Action was suspended at the Oliver’s Mount parkland circuit this season after the 2.4-mile track failed to comply with ACU safety standards. The 2018 Spring Cup, Cock O’ the North and Barry Sheene festival were all cancelled. The Gold Cup meeting seemed certain to suffer the same fate before the intervention of the consortium which is understood to be headed up by former sponsors and racers.
Neither Scarborough Council, who own Oliver’s Mount, nor the ACU, road racing’s governing body, could confirm the rescue bid but a source close to the consortium has told MCN a plan is well underway to save racing at England’s only pure roads venue. “I know nothing about the Gold Cup and there has been no contact with the ACU,” Paul King, Chairman of the ACU’s Road Race Committee, said. “Scarborough Council are the people who control all of this. They are the landowners. Nothing has changed since we said no to the track certificate in March.” That ACU action was taken after last year’s Gold Cup when bikes ridden by Jamie Coward and Daley Mathison ploughed through fences at Drury’s Hairpin and injured more than a dozen race fans in two separate crashes. Former Scarborough Clerk of the Course and current Isle of Man TT CoC, Gary Thompson, carried out a risk assessment of the track.
“We prioritised some safety modifications but these were not carried out,” Thompson explained. As a result the ACU refused to provide the venue with a track certificate, bringing race action at Scarborough to an end for the first time since 1946.

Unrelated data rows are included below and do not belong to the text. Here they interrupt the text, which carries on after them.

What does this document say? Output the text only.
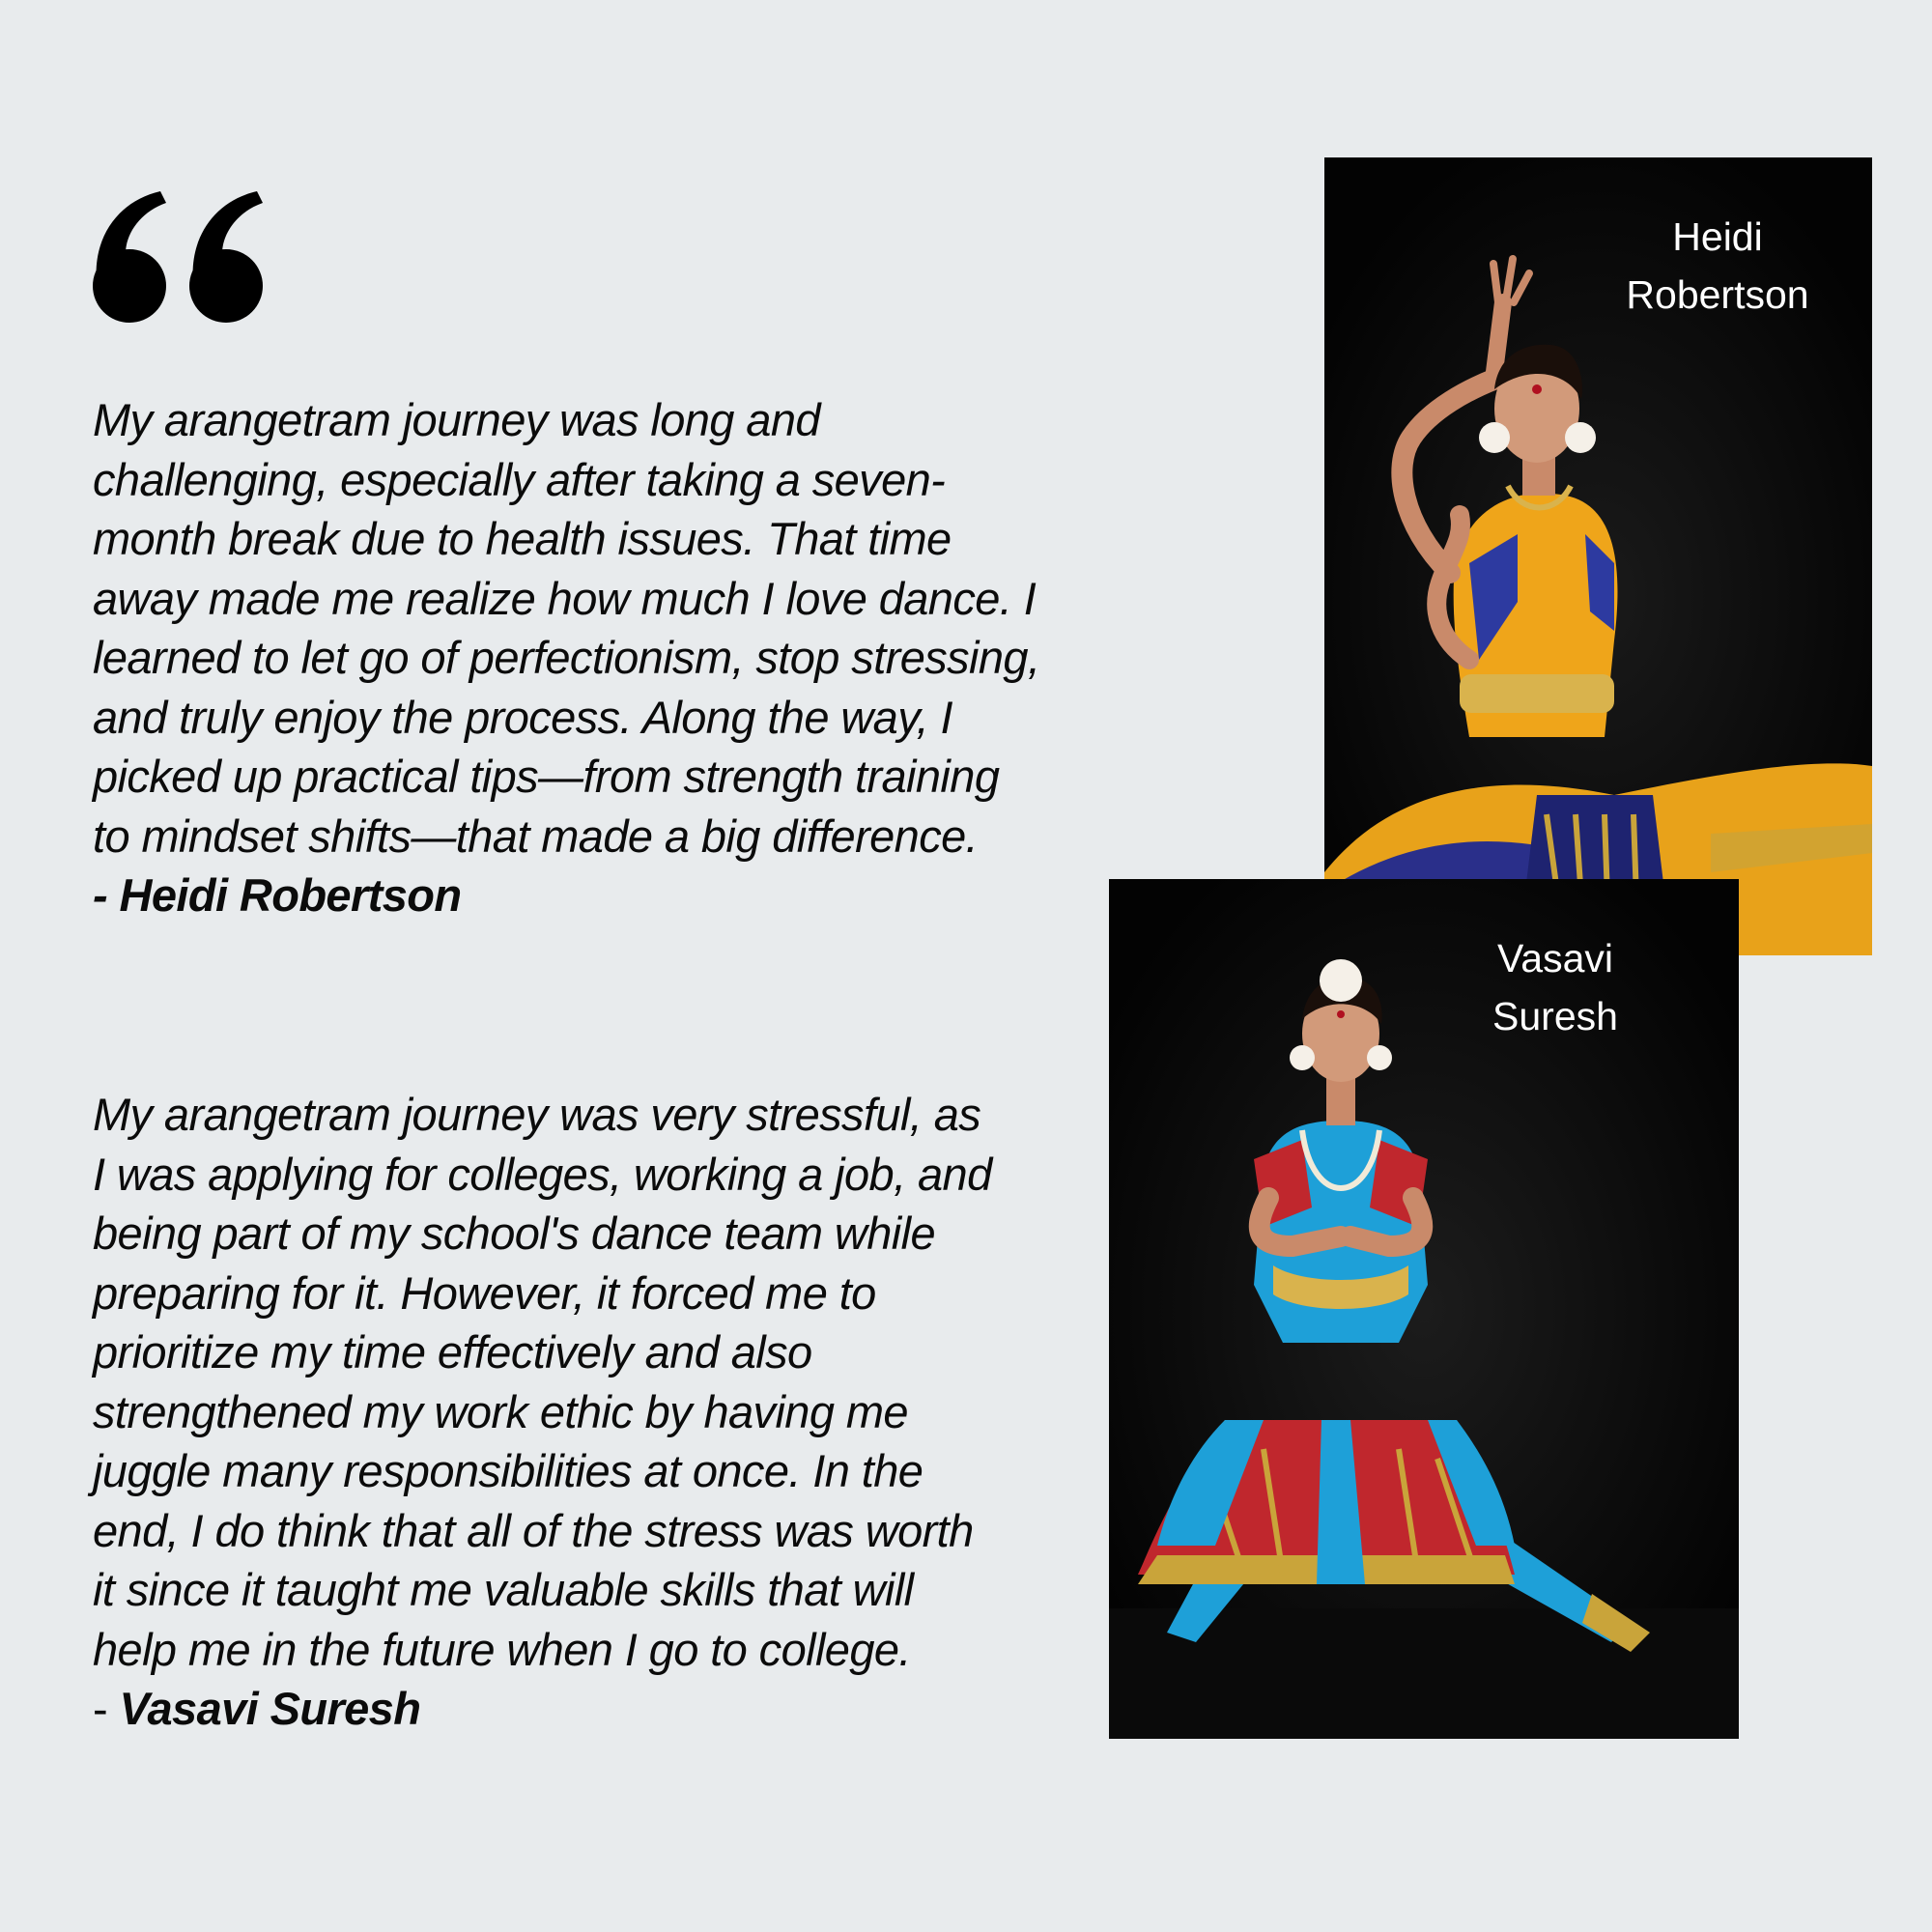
My arangetram journey was long and
challenging, especially after taking a seven-
month break due to health issues. That time
away made me realize how much I love dance. I
learned to let go of perfectionism, stop stressing,
and truly enjoy the process. Along the way, I
picked up practical tips—from strength training
to mindset shifts—that made a big difference.
- Heidi Robertson

My arangetram journey was very stressful, as
I was applying for colleges, working a job, and
being part of my school's dance team while
preparing for it. However, it forced me to
prioritize my time effectively and also
strengthened my work ethic by having me
juggle many responsibilities at once. In the
end, I do think that all of the stress was worth
it since it taught me valuable skills that will
help me in the future when I go to college.
- Vasavi Suresh

Heidi
Robertson
Vasavi
Suresh
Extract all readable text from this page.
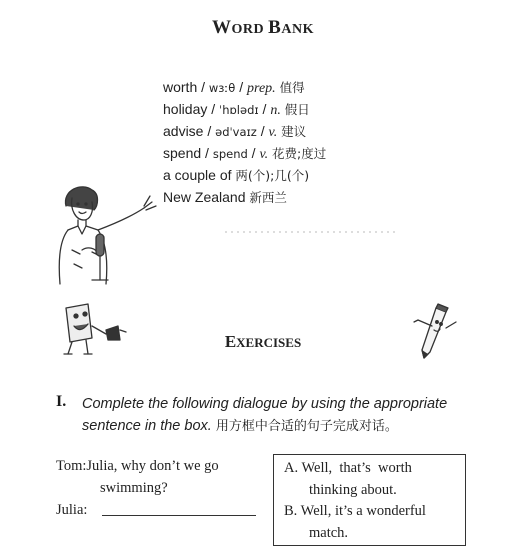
WORD BANK
worth / wɜːθ / prep. 值得
holiday / ˈhɒlədɪ / n. 假日
advise / ədˈvaɪz / v. 建议
spend / spend / v. 花费;度过
a couple of 两(个);几(个)
New Zealand 新西兰
EXERCISES
I. Complete the following dialogue by using the appropriate
sentence in the box. 用方框中合适的句子完成对话。
Tom:Julia, why don’t we go
swimming?
Julia:
A. Well,  that’s  worth
thinking about.
B. Well, it’s a wonderful
match.
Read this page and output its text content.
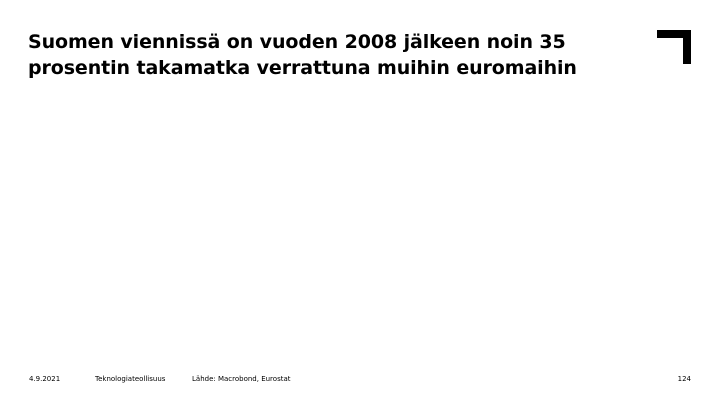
Suomen viennissä on vuoden 2008 jälkeen noin 35
prosentin takamatka verrattuna muihin euromaihin
4.9.2021	Teknologiateollisuus	Lähde: Macrobond, Eurostat	124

In June Scarborough Council indicated it was no longer willing to work with long-term Oliver’s Mount promoter Peter Hillaby and the Auto 66 Club. Although both the ACU and the Council have said they want to see racing continue at the Yorkshire circuit there have been few signs of progress. With no improvements made to the circuit it may be too late to save this year’s Gold Cup in spite of the last minute bid. Other problems remain. Riders have reportedly still not been paid their 2017 prize money nor been refunded their entry fees for this season. And some spectators say they have been unable to get their money back for pre-paid tickets for 2018 meetings. Paul King also confirmed some of those injured in last September’s crashes have initiated legal action.